So what: The hardwood flooring company found some reprieve from the long stock slide that began in March, when it suspended sales of China-sourced laminate flooring, amid allegations that the product contained toxic chemicals including formaldehyde. With the release of third-quarter 2015 earnings on Nov. 4, the "LL" symbol began a monthlong, if volatile, rally.
Earnings presented a mixed view of progress for investors anxious to find the initial indications of a turnaround. Sales declined 11.3% versus the prior-year quarter. The revenue decrease was driven by a 14.6% slump in comparable-store sales, comprised of a 13.6% drop in the number of customers the company invoiced and a dip of 1.6% in the average sale. The lighter traffic figure was perhaps the most worrisome aspect of Lumber Liquidators' report, as it implies that the negative publicity surrounding the Chinese laminate was still keeping customers away from showrooms during the quarter.

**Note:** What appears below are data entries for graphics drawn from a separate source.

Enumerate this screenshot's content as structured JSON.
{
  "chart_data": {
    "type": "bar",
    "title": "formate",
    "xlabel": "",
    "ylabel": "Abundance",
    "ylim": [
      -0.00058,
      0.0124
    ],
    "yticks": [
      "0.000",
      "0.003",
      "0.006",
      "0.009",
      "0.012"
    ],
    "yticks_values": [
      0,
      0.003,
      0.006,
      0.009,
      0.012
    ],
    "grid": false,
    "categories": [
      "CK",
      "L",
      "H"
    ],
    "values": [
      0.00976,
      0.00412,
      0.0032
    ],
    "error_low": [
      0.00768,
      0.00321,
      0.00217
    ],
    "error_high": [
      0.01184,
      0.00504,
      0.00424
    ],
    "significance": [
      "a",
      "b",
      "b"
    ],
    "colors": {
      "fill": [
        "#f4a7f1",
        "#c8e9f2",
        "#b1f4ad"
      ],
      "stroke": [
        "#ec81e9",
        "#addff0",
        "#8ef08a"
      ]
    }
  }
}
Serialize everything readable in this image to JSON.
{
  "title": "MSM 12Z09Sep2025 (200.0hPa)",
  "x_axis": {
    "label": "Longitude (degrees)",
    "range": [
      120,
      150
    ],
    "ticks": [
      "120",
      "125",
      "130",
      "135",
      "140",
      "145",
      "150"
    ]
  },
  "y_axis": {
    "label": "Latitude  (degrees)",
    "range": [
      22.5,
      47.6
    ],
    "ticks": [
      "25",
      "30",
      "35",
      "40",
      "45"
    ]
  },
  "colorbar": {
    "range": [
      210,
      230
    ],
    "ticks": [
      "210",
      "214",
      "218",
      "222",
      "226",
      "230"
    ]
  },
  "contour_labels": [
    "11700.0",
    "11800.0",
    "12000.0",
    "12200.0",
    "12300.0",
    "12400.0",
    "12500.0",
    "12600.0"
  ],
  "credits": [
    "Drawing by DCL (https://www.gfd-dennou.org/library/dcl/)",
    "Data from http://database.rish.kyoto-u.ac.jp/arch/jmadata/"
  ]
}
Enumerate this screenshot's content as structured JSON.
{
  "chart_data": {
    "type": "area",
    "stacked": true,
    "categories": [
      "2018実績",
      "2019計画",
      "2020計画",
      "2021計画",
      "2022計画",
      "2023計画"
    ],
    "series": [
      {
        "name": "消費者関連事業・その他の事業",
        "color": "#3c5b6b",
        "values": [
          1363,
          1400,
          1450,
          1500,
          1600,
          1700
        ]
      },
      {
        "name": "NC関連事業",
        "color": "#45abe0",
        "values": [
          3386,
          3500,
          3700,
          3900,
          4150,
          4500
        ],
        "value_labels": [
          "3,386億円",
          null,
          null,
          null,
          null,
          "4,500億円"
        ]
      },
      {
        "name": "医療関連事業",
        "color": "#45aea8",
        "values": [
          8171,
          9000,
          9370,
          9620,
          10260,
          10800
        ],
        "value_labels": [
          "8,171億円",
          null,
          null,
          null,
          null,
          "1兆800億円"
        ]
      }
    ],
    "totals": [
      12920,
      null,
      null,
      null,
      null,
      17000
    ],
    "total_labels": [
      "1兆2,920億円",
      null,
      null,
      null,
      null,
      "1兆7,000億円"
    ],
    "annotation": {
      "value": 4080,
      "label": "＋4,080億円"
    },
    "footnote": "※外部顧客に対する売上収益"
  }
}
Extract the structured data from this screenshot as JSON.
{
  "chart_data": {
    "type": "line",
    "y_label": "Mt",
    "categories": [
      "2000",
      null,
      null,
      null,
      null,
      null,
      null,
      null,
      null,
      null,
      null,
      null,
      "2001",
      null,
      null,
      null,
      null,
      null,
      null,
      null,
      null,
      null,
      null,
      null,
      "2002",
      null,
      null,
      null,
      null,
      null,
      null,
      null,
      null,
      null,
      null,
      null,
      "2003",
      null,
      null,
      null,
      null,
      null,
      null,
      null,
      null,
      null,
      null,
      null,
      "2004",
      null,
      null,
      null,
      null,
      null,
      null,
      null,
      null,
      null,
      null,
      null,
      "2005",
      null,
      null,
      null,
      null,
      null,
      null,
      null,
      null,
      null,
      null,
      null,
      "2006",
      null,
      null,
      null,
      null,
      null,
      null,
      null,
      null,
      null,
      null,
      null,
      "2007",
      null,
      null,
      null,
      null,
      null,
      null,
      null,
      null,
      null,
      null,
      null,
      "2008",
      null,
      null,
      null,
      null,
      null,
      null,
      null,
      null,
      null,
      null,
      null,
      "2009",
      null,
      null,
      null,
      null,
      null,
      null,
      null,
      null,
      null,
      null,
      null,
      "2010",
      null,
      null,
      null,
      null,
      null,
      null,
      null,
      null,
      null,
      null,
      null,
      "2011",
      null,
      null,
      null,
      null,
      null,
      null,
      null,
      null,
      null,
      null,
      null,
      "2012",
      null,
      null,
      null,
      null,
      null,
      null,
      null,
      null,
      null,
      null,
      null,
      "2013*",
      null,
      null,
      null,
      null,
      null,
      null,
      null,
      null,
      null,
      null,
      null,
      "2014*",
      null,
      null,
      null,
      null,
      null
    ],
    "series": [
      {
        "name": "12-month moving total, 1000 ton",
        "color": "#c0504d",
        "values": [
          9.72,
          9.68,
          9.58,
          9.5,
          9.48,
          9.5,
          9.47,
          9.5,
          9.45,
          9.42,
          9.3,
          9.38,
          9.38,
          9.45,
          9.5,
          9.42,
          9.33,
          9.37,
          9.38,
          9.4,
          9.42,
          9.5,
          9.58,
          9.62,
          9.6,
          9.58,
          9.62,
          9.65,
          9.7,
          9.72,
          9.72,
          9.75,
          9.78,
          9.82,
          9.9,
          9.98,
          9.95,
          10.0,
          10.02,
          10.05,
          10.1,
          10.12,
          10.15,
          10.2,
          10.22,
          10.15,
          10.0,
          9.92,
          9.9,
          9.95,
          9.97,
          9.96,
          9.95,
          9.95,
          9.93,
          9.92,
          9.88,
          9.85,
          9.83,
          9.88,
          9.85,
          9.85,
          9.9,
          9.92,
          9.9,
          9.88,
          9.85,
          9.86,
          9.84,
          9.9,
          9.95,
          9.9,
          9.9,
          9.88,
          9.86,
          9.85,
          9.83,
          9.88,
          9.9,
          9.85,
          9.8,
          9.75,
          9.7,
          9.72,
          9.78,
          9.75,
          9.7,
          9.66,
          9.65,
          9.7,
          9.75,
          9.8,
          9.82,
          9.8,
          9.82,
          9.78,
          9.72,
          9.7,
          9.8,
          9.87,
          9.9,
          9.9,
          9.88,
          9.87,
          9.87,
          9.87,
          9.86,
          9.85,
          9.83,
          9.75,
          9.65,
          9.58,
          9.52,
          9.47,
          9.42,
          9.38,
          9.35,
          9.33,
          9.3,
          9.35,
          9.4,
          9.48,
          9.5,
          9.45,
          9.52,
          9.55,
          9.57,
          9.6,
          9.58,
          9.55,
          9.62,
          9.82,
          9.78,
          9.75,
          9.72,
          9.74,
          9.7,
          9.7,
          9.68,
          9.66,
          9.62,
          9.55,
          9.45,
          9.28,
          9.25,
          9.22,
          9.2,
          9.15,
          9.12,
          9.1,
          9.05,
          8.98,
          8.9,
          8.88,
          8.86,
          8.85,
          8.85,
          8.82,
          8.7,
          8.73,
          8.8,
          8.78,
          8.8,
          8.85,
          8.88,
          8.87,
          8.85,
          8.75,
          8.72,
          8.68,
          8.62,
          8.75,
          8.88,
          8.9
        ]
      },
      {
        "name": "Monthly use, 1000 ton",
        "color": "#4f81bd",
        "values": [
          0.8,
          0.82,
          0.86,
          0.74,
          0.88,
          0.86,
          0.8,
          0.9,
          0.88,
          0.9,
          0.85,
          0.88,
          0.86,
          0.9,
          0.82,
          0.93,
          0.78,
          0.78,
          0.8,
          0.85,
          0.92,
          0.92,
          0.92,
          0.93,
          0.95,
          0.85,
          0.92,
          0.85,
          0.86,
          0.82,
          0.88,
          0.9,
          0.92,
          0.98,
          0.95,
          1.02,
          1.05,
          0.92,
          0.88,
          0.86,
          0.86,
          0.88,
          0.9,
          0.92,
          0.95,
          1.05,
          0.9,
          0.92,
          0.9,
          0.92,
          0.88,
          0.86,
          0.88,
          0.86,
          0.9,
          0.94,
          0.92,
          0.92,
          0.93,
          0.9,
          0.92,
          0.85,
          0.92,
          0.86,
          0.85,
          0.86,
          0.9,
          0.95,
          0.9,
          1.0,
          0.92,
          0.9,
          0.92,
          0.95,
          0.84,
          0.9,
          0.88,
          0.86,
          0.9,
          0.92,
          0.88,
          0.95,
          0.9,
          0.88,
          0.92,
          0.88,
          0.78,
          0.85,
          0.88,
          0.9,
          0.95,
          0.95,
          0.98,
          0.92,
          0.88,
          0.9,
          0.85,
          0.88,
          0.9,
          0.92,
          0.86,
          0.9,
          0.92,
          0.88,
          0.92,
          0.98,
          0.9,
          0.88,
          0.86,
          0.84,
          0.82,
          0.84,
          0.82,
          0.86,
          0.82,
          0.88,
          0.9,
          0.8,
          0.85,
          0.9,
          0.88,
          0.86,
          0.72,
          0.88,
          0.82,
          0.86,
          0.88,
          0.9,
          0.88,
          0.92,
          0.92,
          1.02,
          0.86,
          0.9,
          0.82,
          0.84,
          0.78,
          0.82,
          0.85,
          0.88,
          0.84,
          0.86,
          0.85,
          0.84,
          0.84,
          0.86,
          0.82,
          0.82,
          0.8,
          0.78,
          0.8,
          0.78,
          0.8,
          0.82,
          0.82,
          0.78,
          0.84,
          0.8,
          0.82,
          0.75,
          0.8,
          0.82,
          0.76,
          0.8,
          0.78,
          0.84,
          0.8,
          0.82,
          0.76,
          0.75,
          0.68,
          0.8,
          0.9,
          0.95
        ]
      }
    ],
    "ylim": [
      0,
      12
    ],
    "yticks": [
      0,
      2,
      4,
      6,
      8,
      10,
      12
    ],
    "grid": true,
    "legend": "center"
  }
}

In a positive development, the retailer achieved a gross margin of 30% in the third quarter. That margin may appear woeful, considering the prior-year quarter's 39.2% gross margin. But it's an improvement of 5 percentage points from the previous sequential quarter (Q2 2015), when the company only managed a 25% margin. And it's important to remember that the roughly 40% gross margins Lumber Liquidators enjoyed before the 2015 scandal were relatively recent benchmarks, formed over the last two years by the high-margin Chinese flooring that it's since abandoned.
As I pointed out this fall, Lumber Liquidators' historical gross margin, at which it was consistently profitable, fell in a range of between 32%-35%. Before the Chinese-sourced laminate was introduced, the company held this margin range from 2007 to 2012. Thus, at 30%, the company isn't really very far from hitting gross profit levels from which it can conceivably find positive net income again.
Now what: Lumber Liquidators made one other announcement in November that shareholders appeared to welcome. The company named board member John Presley to the CEO post, replacing founder and interim CEO Thomas Sullivan. Presley's appointment may benefit Lumber Liquidators as he has extensive turnaround expertise, and, as former CEO of First Capital Bancorp, has experience working in a regulated industry (banking).
Lumber Liquidators has struggled with compliance issues, from its Chinese flooring fiasco to violations of the Lacey Act (which were resolved under a settlement with the Department of Justice in October). Presley's background of working in a compliance-heavy industry, along with his turnaround skill, gives shareholders some reason to be optimistic. But after a year-to-date decline of nearly 80% in Lumber Liquidators stock, much hard work undeniably lies ahead.